Delta Air Lines has revised its forecast for the first quarter, projecting a drop in both earnings and revenue due to a recent dip in consumer and corporate confidence linked to economic uncertainties. As a result, the airline’s shares fell sharply, dropping 13.2% in after-hours trading after a regular session decline of 5.5%. So far, shares have decreased by 16.8% this year.
The Atlanta-based airline adjusted its guidance just a day before a scheduled presentation at the J.P. Morgan Industrials Conference. Delta now anticipates first-quarter revenue growth of just 3% to 4% compared to the previous year, a significant cut from its earlier estimate of a 7% to 9% increase. Earnings per share for the quarter are now expected to fall between 30 cents and 50 cents, down from an earlier projection of 70 cents to $1.
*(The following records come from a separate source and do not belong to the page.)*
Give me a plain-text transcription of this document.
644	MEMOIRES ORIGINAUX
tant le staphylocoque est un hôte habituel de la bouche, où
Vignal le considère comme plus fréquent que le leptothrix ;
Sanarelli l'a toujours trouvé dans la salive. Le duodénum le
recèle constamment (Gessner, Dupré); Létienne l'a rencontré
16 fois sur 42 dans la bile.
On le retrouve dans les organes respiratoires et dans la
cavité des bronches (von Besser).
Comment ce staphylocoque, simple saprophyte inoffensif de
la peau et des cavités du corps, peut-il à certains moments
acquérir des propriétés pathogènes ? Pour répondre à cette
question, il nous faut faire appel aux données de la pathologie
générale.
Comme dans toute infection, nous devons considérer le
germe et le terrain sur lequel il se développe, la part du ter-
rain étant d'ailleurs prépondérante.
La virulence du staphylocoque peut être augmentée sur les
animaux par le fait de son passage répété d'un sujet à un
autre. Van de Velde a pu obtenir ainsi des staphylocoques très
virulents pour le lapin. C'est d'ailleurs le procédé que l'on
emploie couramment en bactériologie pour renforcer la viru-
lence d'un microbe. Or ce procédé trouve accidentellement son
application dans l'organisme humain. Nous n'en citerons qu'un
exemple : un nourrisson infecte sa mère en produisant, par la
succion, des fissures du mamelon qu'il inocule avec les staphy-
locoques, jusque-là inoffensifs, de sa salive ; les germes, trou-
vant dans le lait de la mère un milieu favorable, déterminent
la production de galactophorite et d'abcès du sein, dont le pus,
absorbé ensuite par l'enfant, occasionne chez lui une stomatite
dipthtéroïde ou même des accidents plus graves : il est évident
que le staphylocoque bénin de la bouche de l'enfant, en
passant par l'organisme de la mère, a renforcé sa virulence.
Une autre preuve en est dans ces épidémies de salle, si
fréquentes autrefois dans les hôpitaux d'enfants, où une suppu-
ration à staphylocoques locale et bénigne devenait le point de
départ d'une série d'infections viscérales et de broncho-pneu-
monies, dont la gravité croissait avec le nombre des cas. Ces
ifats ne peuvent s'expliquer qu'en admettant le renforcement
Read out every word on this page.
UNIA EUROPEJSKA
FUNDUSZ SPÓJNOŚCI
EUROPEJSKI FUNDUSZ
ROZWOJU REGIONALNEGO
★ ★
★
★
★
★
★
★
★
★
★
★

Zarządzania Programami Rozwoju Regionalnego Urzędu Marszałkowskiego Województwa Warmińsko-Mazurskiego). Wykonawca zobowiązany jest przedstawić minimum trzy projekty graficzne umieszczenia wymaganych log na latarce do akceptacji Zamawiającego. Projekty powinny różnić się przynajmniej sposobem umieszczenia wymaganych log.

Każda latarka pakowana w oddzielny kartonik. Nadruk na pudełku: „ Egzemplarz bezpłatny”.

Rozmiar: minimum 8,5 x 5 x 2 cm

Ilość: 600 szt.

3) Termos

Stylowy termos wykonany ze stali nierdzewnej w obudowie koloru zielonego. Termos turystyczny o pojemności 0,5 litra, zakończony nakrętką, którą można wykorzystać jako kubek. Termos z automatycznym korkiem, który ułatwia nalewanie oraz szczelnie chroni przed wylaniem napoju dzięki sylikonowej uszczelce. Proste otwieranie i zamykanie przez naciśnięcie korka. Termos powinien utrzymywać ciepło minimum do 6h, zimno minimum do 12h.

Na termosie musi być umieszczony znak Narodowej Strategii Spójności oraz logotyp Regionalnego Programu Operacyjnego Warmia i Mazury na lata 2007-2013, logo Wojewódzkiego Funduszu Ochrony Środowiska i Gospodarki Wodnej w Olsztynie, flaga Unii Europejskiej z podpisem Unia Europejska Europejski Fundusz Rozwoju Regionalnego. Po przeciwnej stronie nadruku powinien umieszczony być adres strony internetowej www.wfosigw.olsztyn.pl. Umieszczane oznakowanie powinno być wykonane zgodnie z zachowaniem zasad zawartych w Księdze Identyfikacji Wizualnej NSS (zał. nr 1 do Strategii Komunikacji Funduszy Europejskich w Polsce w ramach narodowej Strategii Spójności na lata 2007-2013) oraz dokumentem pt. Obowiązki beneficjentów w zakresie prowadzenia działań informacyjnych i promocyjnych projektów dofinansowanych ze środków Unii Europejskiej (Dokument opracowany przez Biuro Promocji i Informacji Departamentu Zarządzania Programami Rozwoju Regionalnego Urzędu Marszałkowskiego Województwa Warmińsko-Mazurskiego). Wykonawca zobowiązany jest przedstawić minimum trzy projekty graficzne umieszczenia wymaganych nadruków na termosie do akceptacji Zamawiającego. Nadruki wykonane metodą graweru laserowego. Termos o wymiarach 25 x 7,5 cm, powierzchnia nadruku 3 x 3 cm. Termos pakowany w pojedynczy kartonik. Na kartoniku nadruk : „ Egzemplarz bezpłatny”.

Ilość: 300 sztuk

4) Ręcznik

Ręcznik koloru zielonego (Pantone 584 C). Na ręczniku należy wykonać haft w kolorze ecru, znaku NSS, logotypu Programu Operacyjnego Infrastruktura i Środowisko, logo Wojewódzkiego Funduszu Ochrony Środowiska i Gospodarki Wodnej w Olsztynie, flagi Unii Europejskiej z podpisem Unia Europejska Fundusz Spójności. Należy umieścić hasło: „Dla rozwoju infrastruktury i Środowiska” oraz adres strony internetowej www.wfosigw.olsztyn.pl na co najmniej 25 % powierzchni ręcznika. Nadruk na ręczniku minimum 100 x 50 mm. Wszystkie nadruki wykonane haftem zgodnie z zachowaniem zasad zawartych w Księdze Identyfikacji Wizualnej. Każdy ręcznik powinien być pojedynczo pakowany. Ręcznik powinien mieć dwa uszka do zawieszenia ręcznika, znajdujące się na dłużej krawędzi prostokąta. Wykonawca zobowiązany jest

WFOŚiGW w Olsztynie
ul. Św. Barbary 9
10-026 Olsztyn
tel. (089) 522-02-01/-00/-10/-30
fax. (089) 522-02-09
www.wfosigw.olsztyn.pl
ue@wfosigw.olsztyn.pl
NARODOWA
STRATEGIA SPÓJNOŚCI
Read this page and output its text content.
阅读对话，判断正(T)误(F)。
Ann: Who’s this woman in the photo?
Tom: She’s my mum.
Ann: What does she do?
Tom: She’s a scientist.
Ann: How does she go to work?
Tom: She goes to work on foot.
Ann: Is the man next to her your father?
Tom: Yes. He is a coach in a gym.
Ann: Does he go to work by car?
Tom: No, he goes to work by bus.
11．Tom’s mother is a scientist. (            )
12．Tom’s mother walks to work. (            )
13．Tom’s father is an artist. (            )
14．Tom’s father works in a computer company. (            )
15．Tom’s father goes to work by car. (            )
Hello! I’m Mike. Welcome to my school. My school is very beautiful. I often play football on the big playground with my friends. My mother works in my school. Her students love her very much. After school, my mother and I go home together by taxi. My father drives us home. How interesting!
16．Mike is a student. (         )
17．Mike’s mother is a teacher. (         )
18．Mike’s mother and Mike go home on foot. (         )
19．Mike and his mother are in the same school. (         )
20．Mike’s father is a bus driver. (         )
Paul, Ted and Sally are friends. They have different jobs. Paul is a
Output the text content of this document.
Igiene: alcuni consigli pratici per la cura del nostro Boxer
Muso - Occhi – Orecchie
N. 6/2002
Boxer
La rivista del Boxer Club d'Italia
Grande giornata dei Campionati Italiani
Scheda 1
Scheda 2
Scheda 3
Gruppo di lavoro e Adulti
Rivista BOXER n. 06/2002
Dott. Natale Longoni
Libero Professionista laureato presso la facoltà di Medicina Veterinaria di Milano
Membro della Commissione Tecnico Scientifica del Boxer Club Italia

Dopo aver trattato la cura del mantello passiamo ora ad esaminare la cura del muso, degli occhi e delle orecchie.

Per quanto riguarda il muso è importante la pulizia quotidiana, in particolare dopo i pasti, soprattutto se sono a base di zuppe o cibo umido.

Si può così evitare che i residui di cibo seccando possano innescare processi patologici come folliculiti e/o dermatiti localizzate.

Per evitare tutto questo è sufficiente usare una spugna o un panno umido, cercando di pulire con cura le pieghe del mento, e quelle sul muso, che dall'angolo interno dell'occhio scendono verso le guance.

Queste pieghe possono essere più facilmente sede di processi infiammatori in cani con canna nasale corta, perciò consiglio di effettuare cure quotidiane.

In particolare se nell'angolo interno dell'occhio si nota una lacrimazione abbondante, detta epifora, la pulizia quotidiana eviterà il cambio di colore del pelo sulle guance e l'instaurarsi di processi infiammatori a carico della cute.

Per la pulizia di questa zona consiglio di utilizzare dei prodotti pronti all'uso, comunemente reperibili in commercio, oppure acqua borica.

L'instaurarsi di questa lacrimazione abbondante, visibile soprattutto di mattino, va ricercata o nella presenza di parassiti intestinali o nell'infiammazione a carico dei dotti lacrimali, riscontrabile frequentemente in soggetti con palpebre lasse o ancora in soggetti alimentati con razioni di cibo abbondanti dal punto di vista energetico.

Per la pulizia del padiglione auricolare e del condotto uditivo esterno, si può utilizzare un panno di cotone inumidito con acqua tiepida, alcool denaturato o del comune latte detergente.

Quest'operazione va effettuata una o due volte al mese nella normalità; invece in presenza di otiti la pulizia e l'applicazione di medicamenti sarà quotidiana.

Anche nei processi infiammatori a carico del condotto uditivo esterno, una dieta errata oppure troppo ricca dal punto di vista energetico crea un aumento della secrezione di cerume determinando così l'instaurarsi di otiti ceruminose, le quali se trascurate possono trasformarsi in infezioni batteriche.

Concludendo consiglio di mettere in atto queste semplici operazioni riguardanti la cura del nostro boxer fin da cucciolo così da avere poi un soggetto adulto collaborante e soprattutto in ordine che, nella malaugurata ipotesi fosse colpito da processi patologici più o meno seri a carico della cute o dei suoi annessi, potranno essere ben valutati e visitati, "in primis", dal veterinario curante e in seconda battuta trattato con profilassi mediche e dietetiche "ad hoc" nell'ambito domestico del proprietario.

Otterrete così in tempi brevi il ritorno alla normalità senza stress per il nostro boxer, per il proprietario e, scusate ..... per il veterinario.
In contrast, just a month ago, Delta reported robust fourth-quarter results that exceeded Wall Street expectations, thanks to strong holiday demand. However, since then, signs of an economic slowdown have emerged, with various reports revealing increased pessimism among consumers and businesses. Notably, indicators from the Federal Reserve Bank of Atlanta suggest that the U.S. economy might already be in decline.
Concerns over the impact of the Trump administration’s tariffs on imports from countries like Canada, Mexico, and China are adding to the uncertainty faced by consumers and businesses alike, contributing to stock market volatility.
This forecast comes on the heels of a troubling incident involving one of Delta’s flights, which experienced a severe malfunction upon landing in Toronto. Fortunately, all 80 passengers onboard survived the event, highlighting the importance of airline safety amidst these financial concerns.